Filed under bug-hunting on May 20, 2021

My day to day grind at the moment has been configuring new environments as we have new work coming in. I’ve done it enough at this point that I know exactly where the pain points are and what’s next in line to automate, so I think by the end of next month I’ll be able to spin up a whole new environment in under 20 minutes before customisations.

The fun begins

I spun up a new environment and got all the Amazon configuration sorted. Connect was happy, I could make phone calls and I could see everything streaming out to the database properly.

I then proceeded to start configuring Asterisk, connecting it to the SIP trunk and so on. I could see the instance registering and taking calls just fine, but when I tried to bring up the dialler it would tell me that there was no such Asterisk user.

Huh.

The Hunt

I started walking through our stack, making sure containers were talking to each other, to the database, etc.

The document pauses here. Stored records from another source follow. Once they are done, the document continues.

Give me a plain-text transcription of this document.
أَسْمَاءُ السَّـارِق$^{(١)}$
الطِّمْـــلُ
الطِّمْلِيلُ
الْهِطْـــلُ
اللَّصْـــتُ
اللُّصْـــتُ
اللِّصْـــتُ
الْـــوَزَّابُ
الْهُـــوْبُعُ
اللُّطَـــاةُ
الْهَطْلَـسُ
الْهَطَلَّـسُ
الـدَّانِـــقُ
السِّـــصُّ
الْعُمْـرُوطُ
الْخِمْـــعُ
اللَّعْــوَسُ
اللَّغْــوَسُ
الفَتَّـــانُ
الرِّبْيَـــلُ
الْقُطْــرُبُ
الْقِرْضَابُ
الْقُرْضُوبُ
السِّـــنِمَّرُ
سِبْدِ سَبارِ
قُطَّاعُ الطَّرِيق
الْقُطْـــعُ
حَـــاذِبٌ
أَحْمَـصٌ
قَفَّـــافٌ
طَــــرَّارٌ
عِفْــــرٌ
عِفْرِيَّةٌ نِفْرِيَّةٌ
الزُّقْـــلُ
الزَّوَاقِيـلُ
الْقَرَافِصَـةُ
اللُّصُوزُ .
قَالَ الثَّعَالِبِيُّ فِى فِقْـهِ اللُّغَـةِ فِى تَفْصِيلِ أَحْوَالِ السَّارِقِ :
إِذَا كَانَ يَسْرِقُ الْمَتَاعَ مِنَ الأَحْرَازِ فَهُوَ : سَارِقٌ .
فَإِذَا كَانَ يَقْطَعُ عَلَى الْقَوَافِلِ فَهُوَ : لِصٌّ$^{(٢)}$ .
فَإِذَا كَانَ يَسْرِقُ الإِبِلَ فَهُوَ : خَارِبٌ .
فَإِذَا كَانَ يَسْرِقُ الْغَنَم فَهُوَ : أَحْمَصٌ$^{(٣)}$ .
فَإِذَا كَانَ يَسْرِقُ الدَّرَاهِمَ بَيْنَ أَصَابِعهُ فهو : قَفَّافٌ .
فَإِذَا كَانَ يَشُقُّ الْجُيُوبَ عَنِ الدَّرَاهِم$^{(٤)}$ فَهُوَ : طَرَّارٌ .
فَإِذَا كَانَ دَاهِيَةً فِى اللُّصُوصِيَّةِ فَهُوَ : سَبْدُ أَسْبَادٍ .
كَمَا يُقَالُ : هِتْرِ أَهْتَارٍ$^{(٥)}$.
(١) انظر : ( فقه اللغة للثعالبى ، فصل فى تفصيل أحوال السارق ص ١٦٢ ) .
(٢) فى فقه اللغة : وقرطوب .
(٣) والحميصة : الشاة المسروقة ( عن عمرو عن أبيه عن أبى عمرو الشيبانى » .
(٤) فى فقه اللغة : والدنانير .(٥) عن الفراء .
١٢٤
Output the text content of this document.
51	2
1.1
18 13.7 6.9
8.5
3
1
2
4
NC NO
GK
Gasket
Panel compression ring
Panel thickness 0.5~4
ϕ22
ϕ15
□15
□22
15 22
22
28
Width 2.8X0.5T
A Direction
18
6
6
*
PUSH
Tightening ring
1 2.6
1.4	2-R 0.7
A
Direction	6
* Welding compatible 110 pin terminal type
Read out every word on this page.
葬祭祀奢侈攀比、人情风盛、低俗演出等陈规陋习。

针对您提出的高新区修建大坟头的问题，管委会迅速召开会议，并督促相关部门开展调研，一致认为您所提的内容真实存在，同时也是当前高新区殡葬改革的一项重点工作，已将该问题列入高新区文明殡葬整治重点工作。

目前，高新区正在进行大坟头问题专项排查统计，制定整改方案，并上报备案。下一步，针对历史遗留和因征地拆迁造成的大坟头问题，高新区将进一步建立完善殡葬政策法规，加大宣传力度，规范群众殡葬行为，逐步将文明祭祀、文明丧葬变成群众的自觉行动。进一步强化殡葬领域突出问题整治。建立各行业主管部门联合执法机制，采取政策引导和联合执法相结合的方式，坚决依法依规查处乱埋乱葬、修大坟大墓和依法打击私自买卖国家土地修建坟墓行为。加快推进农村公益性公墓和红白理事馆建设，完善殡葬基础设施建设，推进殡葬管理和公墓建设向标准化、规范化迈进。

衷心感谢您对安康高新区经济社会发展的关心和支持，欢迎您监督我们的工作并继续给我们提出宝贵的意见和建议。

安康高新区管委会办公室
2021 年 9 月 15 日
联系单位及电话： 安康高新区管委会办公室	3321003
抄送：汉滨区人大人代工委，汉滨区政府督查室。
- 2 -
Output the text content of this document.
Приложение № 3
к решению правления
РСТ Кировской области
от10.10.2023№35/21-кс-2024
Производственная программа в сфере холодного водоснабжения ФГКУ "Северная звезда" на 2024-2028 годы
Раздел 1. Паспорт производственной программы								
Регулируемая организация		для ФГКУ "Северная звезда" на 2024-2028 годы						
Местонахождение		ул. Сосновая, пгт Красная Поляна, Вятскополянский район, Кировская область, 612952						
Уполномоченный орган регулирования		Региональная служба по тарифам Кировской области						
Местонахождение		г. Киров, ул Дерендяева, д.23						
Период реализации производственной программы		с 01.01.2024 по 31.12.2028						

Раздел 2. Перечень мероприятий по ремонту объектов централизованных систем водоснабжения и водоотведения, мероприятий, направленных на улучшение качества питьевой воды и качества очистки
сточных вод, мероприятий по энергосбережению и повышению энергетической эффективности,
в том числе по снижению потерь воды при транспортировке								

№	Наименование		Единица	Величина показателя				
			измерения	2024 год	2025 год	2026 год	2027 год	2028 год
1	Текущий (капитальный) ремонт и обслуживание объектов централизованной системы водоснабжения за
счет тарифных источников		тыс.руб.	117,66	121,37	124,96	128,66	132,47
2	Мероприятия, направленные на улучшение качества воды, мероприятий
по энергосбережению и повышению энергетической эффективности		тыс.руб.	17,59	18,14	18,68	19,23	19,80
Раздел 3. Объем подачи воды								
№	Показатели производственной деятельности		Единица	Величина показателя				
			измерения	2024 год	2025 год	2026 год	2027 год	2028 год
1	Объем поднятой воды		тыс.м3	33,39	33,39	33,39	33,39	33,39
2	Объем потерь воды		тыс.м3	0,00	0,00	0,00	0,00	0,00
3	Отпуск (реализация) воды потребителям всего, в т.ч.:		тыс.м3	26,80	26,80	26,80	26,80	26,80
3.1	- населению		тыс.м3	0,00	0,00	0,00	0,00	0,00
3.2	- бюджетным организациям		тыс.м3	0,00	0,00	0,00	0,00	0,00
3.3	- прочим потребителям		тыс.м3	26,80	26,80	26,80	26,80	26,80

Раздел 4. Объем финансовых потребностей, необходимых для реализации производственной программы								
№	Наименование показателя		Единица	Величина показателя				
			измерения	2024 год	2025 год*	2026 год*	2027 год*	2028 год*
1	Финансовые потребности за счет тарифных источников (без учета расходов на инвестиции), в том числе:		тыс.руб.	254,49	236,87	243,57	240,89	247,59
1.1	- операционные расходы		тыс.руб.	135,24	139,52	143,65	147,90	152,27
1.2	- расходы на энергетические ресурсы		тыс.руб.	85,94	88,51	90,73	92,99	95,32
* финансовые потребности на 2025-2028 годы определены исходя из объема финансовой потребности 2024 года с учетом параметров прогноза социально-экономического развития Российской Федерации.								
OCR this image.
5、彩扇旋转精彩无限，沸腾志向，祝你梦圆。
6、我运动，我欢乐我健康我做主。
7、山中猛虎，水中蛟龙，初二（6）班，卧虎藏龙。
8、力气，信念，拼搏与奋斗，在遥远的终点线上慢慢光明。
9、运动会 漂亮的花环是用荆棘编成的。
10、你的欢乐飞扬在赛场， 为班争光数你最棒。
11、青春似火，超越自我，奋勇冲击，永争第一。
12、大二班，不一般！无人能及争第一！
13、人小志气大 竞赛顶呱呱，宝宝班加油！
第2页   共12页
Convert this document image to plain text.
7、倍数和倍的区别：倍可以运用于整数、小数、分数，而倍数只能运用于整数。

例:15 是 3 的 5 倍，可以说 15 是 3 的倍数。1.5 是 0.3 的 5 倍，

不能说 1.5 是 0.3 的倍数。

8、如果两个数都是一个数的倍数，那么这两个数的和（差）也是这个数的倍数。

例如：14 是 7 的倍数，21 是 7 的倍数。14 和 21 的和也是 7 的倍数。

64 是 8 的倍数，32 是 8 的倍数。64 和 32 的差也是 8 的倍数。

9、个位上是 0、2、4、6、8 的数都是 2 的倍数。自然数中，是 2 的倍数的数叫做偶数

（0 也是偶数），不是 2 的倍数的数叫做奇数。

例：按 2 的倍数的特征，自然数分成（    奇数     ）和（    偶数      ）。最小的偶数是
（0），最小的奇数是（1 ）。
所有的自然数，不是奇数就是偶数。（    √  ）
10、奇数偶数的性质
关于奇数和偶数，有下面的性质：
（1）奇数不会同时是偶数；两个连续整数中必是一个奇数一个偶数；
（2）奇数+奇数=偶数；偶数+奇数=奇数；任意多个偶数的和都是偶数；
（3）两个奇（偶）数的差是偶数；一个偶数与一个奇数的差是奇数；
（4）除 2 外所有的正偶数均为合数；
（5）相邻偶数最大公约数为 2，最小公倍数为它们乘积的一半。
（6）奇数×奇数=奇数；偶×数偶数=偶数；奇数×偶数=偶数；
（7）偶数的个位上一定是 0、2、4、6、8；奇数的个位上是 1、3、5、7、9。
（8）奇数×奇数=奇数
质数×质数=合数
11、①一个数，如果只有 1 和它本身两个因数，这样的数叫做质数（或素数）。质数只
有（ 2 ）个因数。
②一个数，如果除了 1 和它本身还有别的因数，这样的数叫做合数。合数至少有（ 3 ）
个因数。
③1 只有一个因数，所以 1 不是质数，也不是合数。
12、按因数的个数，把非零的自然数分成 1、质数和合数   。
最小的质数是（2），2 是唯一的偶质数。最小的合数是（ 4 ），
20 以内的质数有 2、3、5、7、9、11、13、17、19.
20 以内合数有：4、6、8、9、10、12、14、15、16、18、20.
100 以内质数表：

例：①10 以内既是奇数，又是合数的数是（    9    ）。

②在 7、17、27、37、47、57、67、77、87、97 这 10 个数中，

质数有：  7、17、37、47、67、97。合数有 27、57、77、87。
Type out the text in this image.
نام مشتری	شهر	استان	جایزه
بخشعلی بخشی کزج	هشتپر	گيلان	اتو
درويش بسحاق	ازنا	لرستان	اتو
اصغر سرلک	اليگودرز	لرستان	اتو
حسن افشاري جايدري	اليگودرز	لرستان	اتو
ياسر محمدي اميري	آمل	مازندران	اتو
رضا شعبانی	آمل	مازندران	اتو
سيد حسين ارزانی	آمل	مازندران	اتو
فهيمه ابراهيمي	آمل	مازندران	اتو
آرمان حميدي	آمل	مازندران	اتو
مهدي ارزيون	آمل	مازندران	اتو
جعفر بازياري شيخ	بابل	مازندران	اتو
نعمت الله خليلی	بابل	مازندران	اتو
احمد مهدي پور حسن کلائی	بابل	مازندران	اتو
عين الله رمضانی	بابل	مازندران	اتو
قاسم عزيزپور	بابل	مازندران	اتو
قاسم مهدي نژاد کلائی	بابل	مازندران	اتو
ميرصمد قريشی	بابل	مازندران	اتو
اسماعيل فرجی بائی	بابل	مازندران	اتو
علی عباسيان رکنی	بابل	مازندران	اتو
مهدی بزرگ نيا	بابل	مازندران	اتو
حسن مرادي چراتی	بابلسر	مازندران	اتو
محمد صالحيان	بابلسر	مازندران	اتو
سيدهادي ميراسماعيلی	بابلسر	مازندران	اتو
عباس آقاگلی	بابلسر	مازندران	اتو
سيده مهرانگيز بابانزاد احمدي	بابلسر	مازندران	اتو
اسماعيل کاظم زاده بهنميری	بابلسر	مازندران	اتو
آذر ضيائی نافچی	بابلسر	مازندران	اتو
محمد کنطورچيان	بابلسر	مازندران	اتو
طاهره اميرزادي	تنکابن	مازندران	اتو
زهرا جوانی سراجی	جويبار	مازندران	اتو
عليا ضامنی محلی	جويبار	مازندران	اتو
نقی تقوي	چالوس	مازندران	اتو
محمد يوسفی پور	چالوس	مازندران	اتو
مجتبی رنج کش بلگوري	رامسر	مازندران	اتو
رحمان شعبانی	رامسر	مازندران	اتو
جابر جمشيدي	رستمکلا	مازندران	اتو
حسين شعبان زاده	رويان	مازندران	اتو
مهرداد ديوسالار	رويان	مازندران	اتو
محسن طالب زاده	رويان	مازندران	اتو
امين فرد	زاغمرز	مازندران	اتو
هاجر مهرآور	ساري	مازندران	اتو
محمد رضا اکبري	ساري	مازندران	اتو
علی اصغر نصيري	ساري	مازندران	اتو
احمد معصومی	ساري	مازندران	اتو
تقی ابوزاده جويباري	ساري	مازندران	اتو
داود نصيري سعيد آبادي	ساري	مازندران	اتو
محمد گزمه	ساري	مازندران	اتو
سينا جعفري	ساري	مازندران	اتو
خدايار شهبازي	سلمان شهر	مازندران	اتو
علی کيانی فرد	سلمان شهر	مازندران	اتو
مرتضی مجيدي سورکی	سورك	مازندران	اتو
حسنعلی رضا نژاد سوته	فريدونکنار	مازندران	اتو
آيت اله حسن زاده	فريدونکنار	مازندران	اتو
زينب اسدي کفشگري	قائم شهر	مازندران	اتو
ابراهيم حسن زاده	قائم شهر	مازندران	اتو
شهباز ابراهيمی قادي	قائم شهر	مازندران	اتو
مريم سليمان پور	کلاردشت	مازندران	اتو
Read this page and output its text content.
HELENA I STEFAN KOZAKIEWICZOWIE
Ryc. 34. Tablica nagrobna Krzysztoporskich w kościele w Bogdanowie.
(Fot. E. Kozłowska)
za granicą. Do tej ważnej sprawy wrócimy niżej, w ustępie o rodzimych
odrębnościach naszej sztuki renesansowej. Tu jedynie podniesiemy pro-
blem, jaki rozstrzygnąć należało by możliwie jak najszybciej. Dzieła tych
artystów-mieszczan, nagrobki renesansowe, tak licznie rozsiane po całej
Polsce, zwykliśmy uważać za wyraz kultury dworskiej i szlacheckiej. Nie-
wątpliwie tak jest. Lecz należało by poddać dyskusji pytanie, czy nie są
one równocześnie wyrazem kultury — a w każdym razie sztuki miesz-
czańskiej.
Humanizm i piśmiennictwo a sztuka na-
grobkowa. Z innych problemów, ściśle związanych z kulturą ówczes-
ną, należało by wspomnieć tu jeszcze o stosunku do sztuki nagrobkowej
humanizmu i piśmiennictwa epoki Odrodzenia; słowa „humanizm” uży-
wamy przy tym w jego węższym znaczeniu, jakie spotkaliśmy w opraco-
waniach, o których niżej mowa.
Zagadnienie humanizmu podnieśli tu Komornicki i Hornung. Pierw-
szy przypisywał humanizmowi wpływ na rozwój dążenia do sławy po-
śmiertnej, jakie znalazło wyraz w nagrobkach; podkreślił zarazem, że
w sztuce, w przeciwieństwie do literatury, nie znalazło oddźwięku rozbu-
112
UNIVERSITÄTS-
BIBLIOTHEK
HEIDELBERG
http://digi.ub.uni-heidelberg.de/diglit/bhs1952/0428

I could see the Asterisk users in the Postgres RDS instance, so my confusion intensified.

It was around then I found the following log in Cloudwatch

res_config_pgsql.c:1606 pgsql_reconnect: PostgreSQL RealTime: Failed to connect database asterisk on
aaa-production-aaaaaa.aaaaaaaaaaaa.ap-southeast-2.rds.amazonaws:

Well, OK, that’s a weird log, I’d appreciate a better reason. No networking issues or anything, security groups are fine, I decided to have a look at the res_config_pgsql.c file in Asterisk.

The code block in question is this one:

if (pgsqlConn && PQstatus(pgsqlConn) == CONNECTION_OK) {
  ast_debug(1, "PostgreSQL RealTime: Successfully connected to database.\n");
  connect_time = time(NULL);
  version = PQserverVersion(pgsqlConn);
  return 1;
} else {
  ast_log(LOG_ERROR,
      "PostgreSQL RealTime: Failed to connect database %s on %s: %s\n",
      my_database, dbhost, PQresultErrorMessage(NULL));
  return 0;
}

It started to make sense as I wandered through the code. You’ll recall the URL we saw in the log

aaa-production-aaaaaa.aaaaaaaaaaaa.ap-southeast-2.rds.amazonaws

I was thinking that maybe the .com was being truncated as a “nice” thing to make the logs less verbose or something, when I saw this

static char dbhost[MAX_DB_OPTION_SIZE] = "";

So… What’s that constant there?

#define MAX_DB_OPTION_SIZE 64

So we have a string of size 64 to hold our variable. Guess how long the URL was?

So what to do?

My short term solution was to create CNAME record in Route 53 and go from there.

Easier than patching it, my C knowledge is kind of limited to what I learned in uni. Without a full analysis of that file I’m not going to know whether I’m going to cause other issues if I up that buffer size, so I’ll have to decide what I’ll do in the future.